Karel Čapek : une œuvre et une vie comme un avertissement

Karel Čapek, photo: Archives de ČRoKarel Čapek, photo: Archives de ČRo La dernière édition de l’hebdomadaire Respekt a réservé une grande place au souvenir de l’écrivain tchèque Karel Čapek, né le 9 janvier 1890, il y a 130 ans :

« Karel Čapek était la principale figure culturelle et incontournable de la Tchécoslovaquie de l’entre-deux-guerres : il aimait sortir, fréquenter les cafés de Prague, rencontrer les gens... Journaliste ou encore auteur de livres et de pièces de théâtre à succès, dont on ne citera que La Guerre des salamandres ou Le Dossier Makropoulos, il fut aussi un compagnon intellectuel pour le président Tomáš Garrigue Masaryk. »

L’écrivain est mort d’une pneumonie en décembre 1938, période sombre pour la Tchécoslovaquie. L’annexion des Sudètes et l’émergence de tendances nationalistes et fascisantes avaient, certes, de quoi détériorer sa santé fragile. Le chroniqueur de Respekt écrit à ce propos :

« La fin tragique de Karel Čapek doit être pour nous un avertissement, un rappel de ce que dans ce pays, les choses peuvent facilement se renverser. Il y a en effet chez beaucoup une haine latente, sous l’enveloppe trompeuse de la tolérance et de l’ouverture. Toutefois, aussi symbolique et prémonitoire soit-elle, cette mort ne doit pas reléguer au second plan l’essentiel chez Čapek, c'est-à-dire sa vie et son œuvre ».

Le débat concernant la vaccination obligatoire 

Photo: Dirk Fuhlert / Pixabay, CC0Photo: Dirk Fuhlert / Pixabay, CC0 Au cours de l’année 2019, près de 590 cas de rougeole ont été recensés en Tchéquie. Cette hausse, considérable par rapport aux dernières décennies, est principalement causée par l’augmentation du nombre de contestataires de la vaccination obligatoire. Le site hlidacipes.org rapporte à ce propos :

« Les statistiques en disent long sur la méfiance croissante vis-à-vis de la vaccination : 98% de la population était vaccinée en 2000 contre moins de 83% en 2017. Le problème, c’est que ceux qui s’opposent à la vaccination se font entendre et voir dans l’espace publique, une façon de semer l’incertitude et d’influencer ceux qui hésitent. L’Etat envisage une meilleure sensibilisation ainsi que des pénalisations afin de pallier ce problème. »

Mettre fin à la polémique n’est pourtant pas chose aisée, comme l’explique le site hlidacipes.org :

« Ni l’Etat ni les experts n’ont encore trouvé de moyen efficace permettant de faire front à la diffusion de ce scepticisme concernant la vaccination.
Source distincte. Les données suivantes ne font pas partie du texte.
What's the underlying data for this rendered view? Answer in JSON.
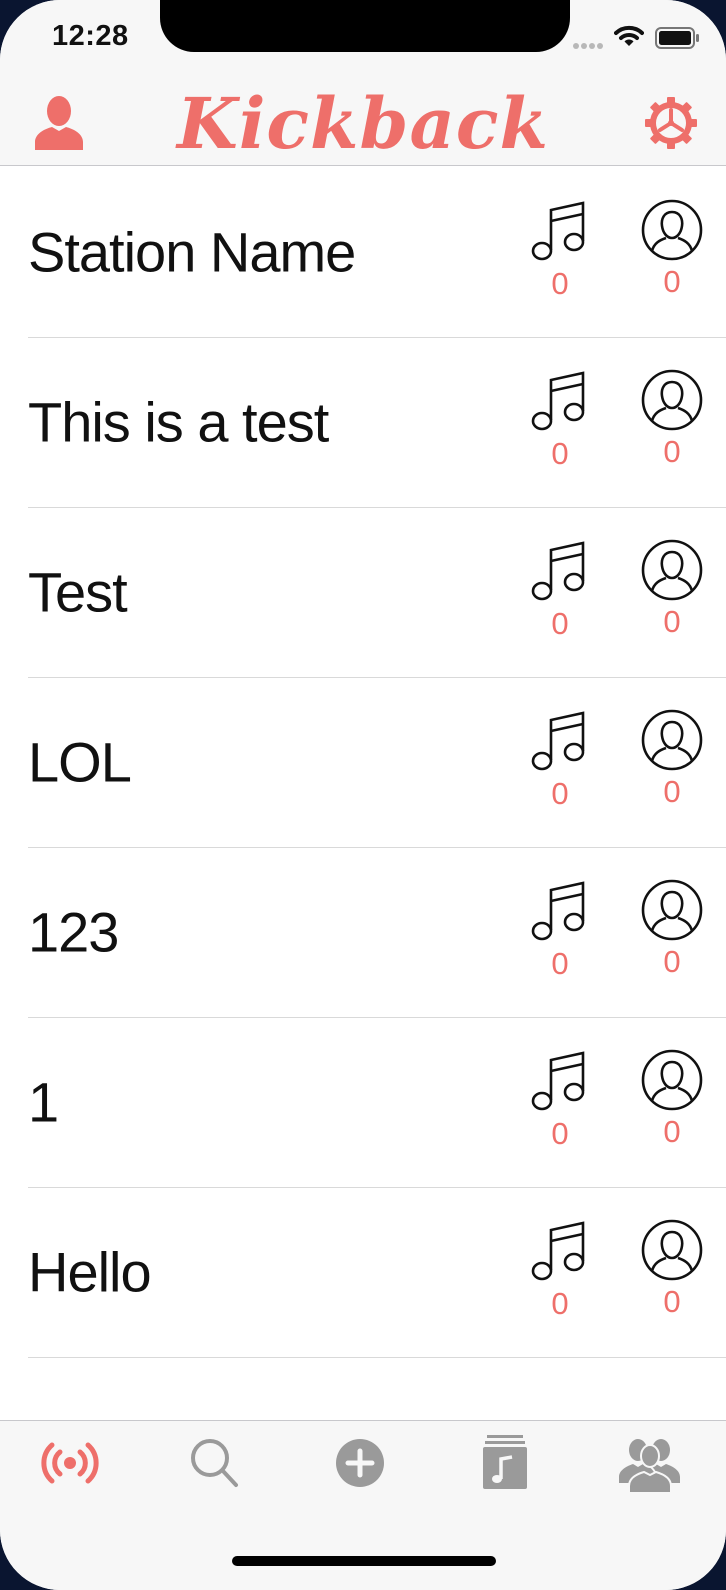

Sur les pages web du Ministère de la santé publique et de l’Association vaccinologique tchèque, par exemple, on ne trouve que peu d’informations détaillées sur l’efficacité de la vaccination, alors que les réseaux sociaux et les sites de désinformation constituent un terreau fertile pour ses contestataires. »
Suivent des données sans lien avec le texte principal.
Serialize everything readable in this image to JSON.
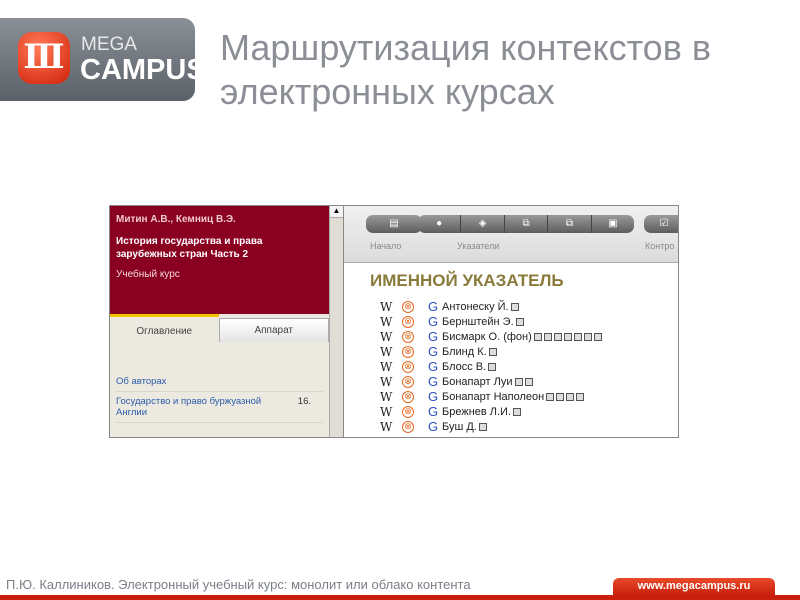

Le commentateur fait enfin part d’un projet de loi adopté par la Chambre des députés, qui stipule le dédommagement des parents dans de rares cas de décès ou d’atteinte à la santé de leur enfant suite à une vaccination obligatoire.
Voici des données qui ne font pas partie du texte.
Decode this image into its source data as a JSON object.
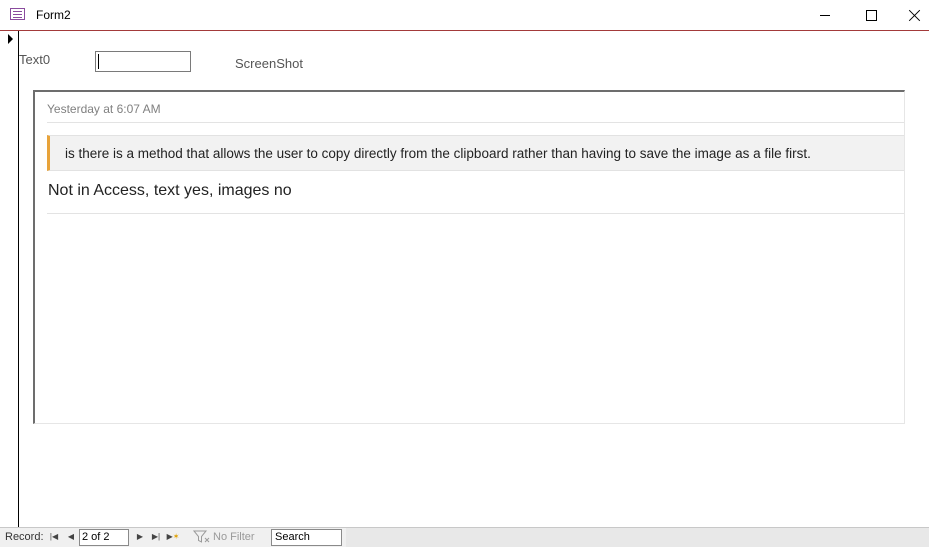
{
  "window": {
    "title": "Form2",
    "icons": {
      "app": "form-icon",
      "minimize": "minimize-icon",
      "maximize": "maximize-icon",
      "close": "close-icon"
    }
  },
  "form": {
    "text0_label": "Text0",
    "text0_value": "",
    "screenshot_label": "ScreenShot"
  },
  "screenshot": {
    "timestamp": "Yesterday at 6:07 AM",
    "quote": "is there is a method that allows the user to copy directly from the clipboard rather than having to save the image as a file first.",
    "reply": "Not in Access, text yes, images no",
    "accent_color": "#e8a33a"
  },
  "navigation": {
    "record_label": "Record:",
    "record_position": "2 of 2",
    "filter_label": "No Filter",
    "search_label": "Search",
    "icons": [
      "first-record-icon",
      "previous-record-icon",
      "next-record-icon",
      "last-record-icon",
      "new-record-icon",
      "filter-icon"
    ]
  }
}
En attendant la neige en montagne

Photo illustrative: Luděk BrhelPhoto illustrative: Luděk Brhel Doit-on envisager un avenir sans neige dans les régions montagneuses de Tchéquie ? C’est la question que pose l’auteur d’un texte publié dans l’hebdomadaire Reflex qui décrit la situation actuelle, source de profondes déceptions chez les très nombreux amateurs de ski alpin tchèques :

« Cette année, l’hiver que l’on a connu dans le passé se fait attendre. En effet, entre une absence de neige en vallée, quelques centimètres de neige dans les stations de ski, et seulement deux ou trois journées glaciales, le bilan de la saison semble mauvais. Les prévisions météorologiques ne sont pas plus optimistes, exception faite de la fin du mois de janvier. Sans l’utilisation massive de canons à neige, la skiabilité serait presque partout très faible. Economiquement parlant, cet hiver s’inscrira très probablement parmi les saisons touristiques les moins réussies ».

Ce constat donne naturellement lieu à toute sorte de spéculations sur la façon dont les lieux de vacances s’adapteront au scénario qui veut qu’un jour, disparaîtra la neige en montagne, et ce pour de bon.